= Boris Moishezon =

Soviet mathematician (1937–1993)

Boris Gershevich Moishezon (Борис Гершевич Мойшезон) (October 26, 1937 – August 25, 1993) was a Soviet mathematician. He left the Soviet Union in 1972 for Tel Aviv, and in 1977 moved to Columbia University, where he was a professor of mathematics until his death sixteen years later. He was a Guggenheim Fellow in 1983.

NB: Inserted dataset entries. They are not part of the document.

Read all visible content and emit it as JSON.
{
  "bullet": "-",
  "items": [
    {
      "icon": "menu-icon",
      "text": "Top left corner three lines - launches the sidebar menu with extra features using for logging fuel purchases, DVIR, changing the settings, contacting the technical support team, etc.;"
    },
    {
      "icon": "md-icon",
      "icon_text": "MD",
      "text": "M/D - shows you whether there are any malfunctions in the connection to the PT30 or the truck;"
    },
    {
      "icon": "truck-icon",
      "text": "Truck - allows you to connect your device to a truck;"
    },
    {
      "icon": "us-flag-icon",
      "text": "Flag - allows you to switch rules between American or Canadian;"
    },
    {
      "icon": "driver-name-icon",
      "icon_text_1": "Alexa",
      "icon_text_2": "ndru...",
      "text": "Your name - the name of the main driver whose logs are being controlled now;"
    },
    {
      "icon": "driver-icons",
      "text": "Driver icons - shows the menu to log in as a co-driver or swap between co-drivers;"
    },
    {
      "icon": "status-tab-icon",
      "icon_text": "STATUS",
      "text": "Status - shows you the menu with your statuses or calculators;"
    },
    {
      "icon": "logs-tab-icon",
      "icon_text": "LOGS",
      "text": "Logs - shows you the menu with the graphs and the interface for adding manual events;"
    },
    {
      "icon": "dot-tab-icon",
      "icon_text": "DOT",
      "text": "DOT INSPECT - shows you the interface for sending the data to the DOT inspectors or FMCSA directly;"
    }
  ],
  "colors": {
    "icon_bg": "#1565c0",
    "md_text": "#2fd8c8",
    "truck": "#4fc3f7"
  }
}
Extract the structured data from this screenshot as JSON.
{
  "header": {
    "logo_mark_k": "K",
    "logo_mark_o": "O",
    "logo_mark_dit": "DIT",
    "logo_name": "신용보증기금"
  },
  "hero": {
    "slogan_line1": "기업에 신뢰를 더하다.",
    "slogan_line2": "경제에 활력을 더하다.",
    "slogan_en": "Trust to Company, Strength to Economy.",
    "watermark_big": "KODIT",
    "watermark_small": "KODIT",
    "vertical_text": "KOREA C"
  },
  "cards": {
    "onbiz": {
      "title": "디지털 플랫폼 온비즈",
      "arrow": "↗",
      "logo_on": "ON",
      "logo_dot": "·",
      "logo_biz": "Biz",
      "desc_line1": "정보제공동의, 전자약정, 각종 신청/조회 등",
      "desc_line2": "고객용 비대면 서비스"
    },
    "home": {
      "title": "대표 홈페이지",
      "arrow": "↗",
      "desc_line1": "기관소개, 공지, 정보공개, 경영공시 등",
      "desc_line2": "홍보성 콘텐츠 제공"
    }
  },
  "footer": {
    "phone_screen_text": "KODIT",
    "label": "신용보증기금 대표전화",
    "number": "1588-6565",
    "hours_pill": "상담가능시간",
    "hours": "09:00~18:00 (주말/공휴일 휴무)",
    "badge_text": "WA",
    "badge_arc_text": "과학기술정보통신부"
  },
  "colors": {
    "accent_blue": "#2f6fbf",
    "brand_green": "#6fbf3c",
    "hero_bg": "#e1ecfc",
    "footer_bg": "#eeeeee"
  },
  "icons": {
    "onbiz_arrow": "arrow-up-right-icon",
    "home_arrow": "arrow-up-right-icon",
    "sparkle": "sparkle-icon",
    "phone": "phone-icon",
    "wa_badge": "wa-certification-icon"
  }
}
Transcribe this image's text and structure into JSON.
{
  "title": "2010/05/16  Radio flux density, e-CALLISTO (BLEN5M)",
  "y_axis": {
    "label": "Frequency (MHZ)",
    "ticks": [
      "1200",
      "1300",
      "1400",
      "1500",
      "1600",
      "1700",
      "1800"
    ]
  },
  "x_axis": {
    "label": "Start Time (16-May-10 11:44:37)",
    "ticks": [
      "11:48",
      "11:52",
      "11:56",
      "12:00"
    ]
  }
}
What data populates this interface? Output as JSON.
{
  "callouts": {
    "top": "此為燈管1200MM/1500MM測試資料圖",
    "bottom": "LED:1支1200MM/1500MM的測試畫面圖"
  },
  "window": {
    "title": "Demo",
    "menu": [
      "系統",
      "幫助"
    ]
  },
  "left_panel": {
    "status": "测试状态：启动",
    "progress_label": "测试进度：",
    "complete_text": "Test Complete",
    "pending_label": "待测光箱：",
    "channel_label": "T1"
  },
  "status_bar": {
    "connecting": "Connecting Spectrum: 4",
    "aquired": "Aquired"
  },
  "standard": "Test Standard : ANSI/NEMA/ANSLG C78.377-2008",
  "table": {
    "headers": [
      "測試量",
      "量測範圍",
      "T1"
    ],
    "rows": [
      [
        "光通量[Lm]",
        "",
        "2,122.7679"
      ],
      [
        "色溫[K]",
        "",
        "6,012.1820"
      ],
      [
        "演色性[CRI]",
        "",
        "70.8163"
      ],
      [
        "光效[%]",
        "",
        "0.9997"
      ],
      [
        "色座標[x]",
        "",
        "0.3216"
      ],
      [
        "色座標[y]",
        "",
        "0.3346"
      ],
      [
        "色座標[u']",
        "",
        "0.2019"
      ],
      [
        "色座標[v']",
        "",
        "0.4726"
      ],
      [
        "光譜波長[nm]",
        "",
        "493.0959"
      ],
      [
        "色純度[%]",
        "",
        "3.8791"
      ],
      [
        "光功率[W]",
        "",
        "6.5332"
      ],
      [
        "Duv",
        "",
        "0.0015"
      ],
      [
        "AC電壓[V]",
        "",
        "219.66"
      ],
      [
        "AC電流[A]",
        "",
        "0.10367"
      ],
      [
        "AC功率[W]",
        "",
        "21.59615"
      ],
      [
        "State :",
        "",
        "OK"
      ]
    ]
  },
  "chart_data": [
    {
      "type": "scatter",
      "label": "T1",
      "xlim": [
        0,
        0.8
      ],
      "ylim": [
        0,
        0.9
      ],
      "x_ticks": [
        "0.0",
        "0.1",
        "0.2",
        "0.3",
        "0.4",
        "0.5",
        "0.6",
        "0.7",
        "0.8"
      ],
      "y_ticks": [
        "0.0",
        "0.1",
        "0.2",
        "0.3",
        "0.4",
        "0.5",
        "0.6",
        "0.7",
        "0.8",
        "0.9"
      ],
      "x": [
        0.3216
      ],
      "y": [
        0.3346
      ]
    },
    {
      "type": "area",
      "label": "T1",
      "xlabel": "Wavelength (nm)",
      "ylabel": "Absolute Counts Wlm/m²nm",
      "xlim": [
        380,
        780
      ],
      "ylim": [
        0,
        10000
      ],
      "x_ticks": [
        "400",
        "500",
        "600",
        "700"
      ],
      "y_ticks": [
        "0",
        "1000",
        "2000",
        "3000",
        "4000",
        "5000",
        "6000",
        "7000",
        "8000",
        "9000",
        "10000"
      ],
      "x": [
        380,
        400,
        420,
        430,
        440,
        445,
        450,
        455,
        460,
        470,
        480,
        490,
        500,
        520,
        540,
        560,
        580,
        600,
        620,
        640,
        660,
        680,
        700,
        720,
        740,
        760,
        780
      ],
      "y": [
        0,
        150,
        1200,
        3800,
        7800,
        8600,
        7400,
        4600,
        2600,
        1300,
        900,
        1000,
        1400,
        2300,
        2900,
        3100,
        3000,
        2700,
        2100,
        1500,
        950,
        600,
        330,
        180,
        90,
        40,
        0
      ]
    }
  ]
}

A resident of Leonia, New Jersey, Moishezon died at Holy Name Hospital in Teaneck, New Jersey on August 25, 1993, due to a heart attack he suffered while jogging.

==Selected publications==
===Books===
- "Complex surfaces and connected sums of complex projective planes" (1977)

===Articles===
- Mandelbaum, Richard (1976). "On the topological structure of simply-connected algebraic surfaces"
- Moishezon, Boris (1977). "Some estimates in the topology of simply-connected algebraic surfaces"
- with Richard Mandelbaum: Mandelbaum, Richard (1980). "On the topology of simply-connected algebraic surfaces"
- Moishezon, Boris (1986). "Existence of simply connected algebraic surfaces of general type with positive and zero indices"
- Friedman, Robert (1987). "On the C^{∞} invariance of the canonical classes of certain algebraic surfaces"

==See also==

- Moishezon manifold
- Nakai–Moishezon criterion

==Sources==
- "Boris Moishezon, Mathematician, 55" (1995)
- Bukhshtaber, Viktor M. (1995). "Boris Gershevich Moishezon (obituary)"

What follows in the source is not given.